Do you know what happens to anyone who is abroad and who speaks ill of our country? It will be cutshe adds, miming a decapitation with a wave of her hand, making the room laugh.
Makram made the statement in Toronto Sunday in a meeting with members of the Egyptian diaspora, in the presence of Egyptian Ambassador to Canada Ahmad Abu Zeid and the Egyptian Consul in Montreal, Hossam Moharram.
– محمد نصر | Mohamed Nasr (@MohamedNasrAJA) July 23, 2019
Egyptian-born Canadian journalist Mohamad Nasr first broadcast the video on his Twitter account early Tuesday morning. The clip of less than 30 seconds was viewed more than 68,000 times in less than seven hours.
In a phone interview, Nasr says he received a video of a friend in the Sheraton Hotel's reception room in Toronto, where Ms. Makram made her controversial speech.
The minister spoke in Canada in the same way as she would have done in Egypt to suppress freedoms and silence dissenting voices.
He says that the video he shared became viral because the facts took place in Canada.
The minister may have forgotten that she was in a country that respects human rightsadds the journalist, who is followed by more than 22,000 netizens on Twitter.
For its part, the Canadian Coalition for Democracy (CECD), which has offices in Ottawa, Montreal, Toronto and Vancouver, also strongly denounced the Egyptian minister.
"It's very dangerous and unacceptable," responded Mohamed Kamel, member of the CECD board of directors, who was contacted by phone. It reminds us of the case (murdered Saudi journalist) Jamal Khashoggi. "
Kamel calls on the Canadian government to condemn the Egyptian immigration minister's statement that his organization will make a formal complaint to the Canadian Ministry of Foreign Affairs and the police.
If the minister is addressing these threats to Egyptian dissidents in Canada, what is the Egyptian government doing in the country?
Mr. Kamel said he took the words of the Egyptian minister seriously, even if they were pronounced jokingly:
This is not a regular citizen, it is a minister on an official visit to Canadahe says.
His hand gesture imitating beheading has a very clear meaning, he adds. The fact that she did it with a smile is even more serious.
The minister defends herself
In a series of tweets posted on the official account of the Egyptian Ministry of Immigration, Ms. Makram justifies the use of the verb "cut out" that she used in her speech, saying that it means "getting very angry at someone "in the language spoken in Egypt. She claims that her gesture imitating beheading "is not violent".

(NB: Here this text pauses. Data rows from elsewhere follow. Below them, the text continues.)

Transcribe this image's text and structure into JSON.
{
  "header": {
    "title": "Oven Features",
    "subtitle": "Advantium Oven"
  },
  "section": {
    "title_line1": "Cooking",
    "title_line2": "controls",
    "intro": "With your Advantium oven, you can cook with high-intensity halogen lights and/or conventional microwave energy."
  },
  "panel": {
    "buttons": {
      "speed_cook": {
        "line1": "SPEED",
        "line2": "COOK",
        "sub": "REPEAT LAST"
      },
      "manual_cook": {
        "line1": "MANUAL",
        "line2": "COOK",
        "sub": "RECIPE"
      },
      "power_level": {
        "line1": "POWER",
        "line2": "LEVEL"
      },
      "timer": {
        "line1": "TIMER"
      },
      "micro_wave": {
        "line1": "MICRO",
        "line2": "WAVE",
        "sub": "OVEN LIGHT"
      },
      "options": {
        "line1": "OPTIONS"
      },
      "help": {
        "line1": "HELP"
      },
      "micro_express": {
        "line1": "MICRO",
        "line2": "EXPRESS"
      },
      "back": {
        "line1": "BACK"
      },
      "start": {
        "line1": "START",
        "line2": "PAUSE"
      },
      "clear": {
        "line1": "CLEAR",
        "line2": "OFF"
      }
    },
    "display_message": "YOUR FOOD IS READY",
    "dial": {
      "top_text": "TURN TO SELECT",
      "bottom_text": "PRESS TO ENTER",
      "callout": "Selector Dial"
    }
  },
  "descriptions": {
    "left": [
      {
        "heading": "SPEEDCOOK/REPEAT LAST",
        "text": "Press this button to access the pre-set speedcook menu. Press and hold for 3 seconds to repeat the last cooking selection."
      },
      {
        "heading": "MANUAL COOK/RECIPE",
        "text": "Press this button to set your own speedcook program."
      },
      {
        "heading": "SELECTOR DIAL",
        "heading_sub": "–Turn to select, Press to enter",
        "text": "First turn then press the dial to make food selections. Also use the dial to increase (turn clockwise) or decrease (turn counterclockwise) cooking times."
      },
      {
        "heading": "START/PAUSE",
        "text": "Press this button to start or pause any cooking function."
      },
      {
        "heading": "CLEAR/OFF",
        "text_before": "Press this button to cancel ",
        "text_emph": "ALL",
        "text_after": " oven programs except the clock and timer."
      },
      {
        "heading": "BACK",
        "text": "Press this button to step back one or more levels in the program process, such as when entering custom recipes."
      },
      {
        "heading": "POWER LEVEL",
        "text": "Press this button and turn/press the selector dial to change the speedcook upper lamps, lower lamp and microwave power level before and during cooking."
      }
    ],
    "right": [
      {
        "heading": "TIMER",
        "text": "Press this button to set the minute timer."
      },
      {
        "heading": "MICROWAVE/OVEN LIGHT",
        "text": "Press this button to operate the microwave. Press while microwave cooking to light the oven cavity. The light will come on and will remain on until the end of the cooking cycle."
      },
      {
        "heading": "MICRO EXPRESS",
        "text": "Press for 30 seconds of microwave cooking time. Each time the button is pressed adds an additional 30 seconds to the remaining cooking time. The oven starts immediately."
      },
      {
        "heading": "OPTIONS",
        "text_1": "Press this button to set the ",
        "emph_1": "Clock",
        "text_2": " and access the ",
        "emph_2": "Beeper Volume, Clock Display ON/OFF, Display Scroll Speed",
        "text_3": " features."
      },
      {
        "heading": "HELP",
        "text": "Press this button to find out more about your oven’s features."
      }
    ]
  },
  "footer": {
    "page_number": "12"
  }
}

Ms. Makram said she was surprised to find that "her words were distorted", claiming to have used "spontaneous and simple words".
The Egyptian minister has finally accused "certain parties", without naming them, of "waging a fierce war" against his country and "seeking division".
"The state protects its citizens and does not threaten them," she said.
In a report released in early July, Amnesty International accuses President Abdel Fattah Al-Sissi's government of arresting "thousands of people arbitrarily, including hundreds of dissidents ", and" to use repressive tactics … by subjecting the media, NGOs, trade unions and activists to suffocating restrictions ".
Since 2014, more than 1891 death sentences have been handed down and at least 174 people have been executed, "often after an unfair trial," says the NGO.